No acaban aquí los males de la educación, habría para hablar y nunca acabar, pero yo soy ya (¡por fin!) un profesor jubilado y estoy ahora en cura de reposo, la tranquilidad y el olvido de malas experiencias es mi objetivo inmediato.
*
He detectado en
Historiarte : centrado en la enseñanza de la historia, pero haciendo incursiones frecuentes en temas generales.
Cartas al director: toca el día a día de la enseñanza con realismo y sensatez.
Terror y pedagogía: blog literario de relatos que desarrolla con ironía y genialidad en el ambiente de las salas de profesores.
21 Dic 2007
Educación para el desarrollo
Cuando empezó a apuntar el capitalismo industrial la lucha por los mercados impulsaba a los patronos, en busca de una mayor competitividad, a reducir los gastos comprimiendo al máximo los salarios e incrementando las horas de trabajo hasta límites que hoy nos dejan perplejos. La fórmula tardó en abandonarse; la lucha de los trabajadores por mejorar sus condiciones de trabajo y la amenaza de la revolución social forzaron el descubrimiento y la aplicación de un nuevo concepto de productividad basado en la innovación tecnológica y la mejor preparación de la mano de obra.
Hoy aquellos métodos de producción se ven obsoletos e inviables, no solo porque una explotación tan brutal de los trabajadores resultaría intolerable, sino porque, con la competitividad actual de los mercados y los nuevos sistemas de producción, serían por completo ineficientes. La presión a la baja en las condiciones de trabajo es una tentación que aparece de vez en cuando con el apuntar de alguna crisis y, de modo más alarmante, en la periferia del sistema, los países del Tercer Mundo, pero no pertenece ya a la práctica habitual o la ortodoxia económica del capitalismo.
Las sociedades modernas que aspiran a un puesto destacado mundialmente tienen clara la importancia que juegan el capital tecnológico y el capital humano. En el primero es fundamental la iniciativa de las empresas, aunque la política de los gobiernos pueda estimular y favorecer la investigación para el desarrollo con capital público. En el segundo, por el contrario, el protagonismo corresponde a las administraciones públicas, cuidando y desarrollando con eficacia la educación.

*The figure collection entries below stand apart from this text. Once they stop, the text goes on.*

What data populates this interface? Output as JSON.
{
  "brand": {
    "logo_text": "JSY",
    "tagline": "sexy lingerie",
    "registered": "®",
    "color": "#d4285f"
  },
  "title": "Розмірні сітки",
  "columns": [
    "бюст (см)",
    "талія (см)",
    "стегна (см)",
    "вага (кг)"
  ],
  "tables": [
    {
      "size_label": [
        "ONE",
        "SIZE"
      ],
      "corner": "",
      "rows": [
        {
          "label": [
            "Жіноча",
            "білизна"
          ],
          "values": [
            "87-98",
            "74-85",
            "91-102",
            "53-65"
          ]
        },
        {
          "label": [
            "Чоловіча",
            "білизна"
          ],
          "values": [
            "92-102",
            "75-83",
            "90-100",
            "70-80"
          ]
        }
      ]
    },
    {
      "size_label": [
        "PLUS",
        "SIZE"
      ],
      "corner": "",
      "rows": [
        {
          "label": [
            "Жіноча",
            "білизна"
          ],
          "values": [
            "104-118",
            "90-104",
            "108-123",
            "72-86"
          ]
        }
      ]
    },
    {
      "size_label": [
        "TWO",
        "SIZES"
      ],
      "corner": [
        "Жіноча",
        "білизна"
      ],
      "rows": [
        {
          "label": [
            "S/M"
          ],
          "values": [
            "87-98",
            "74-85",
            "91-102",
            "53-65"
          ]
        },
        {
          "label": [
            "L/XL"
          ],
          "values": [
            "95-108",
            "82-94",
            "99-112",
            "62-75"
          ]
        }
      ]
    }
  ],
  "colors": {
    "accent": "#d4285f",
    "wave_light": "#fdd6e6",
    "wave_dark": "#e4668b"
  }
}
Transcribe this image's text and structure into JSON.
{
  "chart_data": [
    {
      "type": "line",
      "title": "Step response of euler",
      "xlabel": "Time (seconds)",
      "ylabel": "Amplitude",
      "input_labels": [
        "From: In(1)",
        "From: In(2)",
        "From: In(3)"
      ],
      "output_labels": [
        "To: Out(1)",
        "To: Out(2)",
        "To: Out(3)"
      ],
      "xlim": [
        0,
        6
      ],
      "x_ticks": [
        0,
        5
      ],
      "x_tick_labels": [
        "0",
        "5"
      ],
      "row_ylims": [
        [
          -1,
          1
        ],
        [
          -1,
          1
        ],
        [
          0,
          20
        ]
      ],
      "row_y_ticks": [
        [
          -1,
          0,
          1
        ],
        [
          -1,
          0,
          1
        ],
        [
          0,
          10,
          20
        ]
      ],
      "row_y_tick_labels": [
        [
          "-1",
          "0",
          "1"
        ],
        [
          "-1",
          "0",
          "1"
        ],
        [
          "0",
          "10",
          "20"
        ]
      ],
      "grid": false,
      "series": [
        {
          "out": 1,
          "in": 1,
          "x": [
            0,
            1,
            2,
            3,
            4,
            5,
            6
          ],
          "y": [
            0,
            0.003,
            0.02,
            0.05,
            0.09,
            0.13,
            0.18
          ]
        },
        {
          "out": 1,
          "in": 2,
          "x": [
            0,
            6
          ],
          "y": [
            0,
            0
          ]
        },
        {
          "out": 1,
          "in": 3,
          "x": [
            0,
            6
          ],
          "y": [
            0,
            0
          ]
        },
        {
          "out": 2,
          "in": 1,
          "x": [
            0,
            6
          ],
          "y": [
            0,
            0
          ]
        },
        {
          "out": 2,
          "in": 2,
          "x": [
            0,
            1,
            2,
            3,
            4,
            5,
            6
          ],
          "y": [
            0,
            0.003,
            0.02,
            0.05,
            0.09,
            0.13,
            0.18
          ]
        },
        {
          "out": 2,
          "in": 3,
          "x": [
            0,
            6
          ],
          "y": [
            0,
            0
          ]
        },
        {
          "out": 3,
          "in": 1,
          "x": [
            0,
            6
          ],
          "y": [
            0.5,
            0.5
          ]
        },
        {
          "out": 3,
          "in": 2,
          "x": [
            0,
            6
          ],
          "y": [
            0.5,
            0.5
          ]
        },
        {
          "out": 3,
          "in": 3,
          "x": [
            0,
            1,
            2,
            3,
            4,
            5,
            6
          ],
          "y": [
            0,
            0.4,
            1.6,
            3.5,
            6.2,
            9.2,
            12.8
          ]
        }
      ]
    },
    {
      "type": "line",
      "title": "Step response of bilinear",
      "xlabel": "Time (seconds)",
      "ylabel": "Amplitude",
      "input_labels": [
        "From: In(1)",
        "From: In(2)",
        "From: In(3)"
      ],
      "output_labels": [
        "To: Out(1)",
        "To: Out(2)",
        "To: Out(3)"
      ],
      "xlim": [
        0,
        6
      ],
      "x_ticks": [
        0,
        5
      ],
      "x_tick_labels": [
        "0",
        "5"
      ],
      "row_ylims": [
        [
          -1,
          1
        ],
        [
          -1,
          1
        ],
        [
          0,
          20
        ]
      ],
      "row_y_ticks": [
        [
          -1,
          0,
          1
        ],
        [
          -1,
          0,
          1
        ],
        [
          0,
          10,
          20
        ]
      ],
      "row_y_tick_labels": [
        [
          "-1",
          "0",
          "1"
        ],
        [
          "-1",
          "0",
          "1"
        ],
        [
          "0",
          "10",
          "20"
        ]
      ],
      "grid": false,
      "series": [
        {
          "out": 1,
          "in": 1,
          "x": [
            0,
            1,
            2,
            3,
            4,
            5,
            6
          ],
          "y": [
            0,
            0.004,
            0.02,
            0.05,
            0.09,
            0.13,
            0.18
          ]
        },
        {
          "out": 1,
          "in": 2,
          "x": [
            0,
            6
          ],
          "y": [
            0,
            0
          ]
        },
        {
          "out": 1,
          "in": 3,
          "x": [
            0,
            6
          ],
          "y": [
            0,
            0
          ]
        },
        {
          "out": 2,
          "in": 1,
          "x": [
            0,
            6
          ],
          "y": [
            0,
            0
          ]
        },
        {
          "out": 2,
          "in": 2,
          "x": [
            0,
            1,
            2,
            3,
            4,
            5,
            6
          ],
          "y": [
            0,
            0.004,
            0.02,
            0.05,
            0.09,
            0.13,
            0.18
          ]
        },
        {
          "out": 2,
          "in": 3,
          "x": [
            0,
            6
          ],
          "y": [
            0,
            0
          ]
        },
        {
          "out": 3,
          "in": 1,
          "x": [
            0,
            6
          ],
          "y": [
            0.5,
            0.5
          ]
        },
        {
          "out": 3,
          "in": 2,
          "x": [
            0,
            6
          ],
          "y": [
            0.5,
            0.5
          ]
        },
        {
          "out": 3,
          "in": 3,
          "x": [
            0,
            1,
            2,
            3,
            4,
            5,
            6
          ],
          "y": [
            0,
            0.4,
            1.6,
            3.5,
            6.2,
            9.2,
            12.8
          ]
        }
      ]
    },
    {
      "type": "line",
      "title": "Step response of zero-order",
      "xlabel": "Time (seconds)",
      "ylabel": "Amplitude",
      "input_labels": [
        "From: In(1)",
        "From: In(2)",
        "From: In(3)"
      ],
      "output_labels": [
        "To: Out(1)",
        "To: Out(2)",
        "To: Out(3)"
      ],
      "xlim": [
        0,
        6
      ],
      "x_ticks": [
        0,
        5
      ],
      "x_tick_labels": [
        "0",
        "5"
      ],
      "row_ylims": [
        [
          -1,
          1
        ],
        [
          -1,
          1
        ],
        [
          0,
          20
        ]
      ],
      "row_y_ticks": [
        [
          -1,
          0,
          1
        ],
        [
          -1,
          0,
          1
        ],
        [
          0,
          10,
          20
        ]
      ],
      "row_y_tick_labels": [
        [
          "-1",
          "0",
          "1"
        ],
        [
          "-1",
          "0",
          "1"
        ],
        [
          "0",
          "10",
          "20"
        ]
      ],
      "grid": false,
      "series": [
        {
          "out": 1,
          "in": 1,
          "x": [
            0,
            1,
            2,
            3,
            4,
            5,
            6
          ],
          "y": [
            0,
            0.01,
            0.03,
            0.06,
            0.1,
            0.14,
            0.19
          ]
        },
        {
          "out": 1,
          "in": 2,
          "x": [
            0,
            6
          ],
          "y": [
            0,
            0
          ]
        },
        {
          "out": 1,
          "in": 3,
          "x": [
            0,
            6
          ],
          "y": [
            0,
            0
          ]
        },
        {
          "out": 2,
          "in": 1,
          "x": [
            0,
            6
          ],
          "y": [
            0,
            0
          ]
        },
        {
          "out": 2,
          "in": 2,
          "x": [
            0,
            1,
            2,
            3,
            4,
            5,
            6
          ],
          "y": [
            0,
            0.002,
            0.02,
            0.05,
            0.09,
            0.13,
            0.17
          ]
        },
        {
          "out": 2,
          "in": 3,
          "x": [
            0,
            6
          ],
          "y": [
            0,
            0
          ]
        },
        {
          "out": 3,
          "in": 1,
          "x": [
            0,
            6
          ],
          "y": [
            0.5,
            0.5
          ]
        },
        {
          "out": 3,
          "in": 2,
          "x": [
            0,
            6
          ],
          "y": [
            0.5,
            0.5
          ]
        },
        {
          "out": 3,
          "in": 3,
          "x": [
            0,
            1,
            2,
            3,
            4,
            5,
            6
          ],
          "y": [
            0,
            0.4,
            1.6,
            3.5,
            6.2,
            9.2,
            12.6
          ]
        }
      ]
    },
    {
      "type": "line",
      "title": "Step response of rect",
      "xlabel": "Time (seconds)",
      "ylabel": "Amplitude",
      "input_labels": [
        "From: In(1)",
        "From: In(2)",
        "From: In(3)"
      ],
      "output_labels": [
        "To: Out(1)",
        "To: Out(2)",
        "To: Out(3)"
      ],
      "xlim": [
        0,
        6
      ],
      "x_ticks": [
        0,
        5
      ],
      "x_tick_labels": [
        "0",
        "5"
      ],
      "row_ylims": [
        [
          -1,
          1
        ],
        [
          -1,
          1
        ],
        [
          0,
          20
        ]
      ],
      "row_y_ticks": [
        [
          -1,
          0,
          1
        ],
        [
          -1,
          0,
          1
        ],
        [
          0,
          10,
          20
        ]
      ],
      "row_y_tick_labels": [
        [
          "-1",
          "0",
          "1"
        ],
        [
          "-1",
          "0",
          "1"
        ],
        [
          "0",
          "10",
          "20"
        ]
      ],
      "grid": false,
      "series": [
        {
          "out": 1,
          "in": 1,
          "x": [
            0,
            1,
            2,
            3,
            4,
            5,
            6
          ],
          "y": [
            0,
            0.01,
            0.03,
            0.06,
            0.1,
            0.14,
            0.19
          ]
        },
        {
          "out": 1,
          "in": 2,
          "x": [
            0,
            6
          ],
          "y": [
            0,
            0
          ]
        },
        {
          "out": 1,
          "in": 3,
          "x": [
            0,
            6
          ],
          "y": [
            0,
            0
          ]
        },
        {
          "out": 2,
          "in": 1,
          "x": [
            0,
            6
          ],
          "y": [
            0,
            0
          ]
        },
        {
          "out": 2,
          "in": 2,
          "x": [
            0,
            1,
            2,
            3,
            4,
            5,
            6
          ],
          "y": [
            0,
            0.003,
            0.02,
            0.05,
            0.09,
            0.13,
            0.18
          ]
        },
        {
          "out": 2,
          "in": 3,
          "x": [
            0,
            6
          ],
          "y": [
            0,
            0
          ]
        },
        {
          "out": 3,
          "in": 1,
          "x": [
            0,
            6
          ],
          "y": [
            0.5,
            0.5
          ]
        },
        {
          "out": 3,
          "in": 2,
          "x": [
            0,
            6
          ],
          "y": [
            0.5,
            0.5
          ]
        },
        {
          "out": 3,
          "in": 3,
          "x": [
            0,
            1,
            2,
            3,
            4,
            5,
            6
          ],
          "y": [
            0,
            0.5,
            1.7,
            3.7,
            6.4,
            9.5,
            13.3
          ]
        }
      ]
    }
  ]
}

La enseñanza ha pasado a ser no sólo un derecho de los ciudadanos sino también un instrumento insustituible y primordial para el crecimiento económico. No hay esperanza de plenitud humana para las personas sin instrucción, no hay futuro democrático para una sociedad de ignorantes, pero tampoco hay futuro para una economía si no se invierte en educación sin cicatería. Hoy la educación debería ser la principal preocupación en cualquier programa político, pero también la principal inquietud de todos los ciudadanos; no sólo porque el cultivo intelectual es intrínsecamente deseable, sino porque es una premisa para el desarrollo y el bienestar de las sociedades.
¿Están nuestros políticos a la altura? ¿Lo estamos nosotros?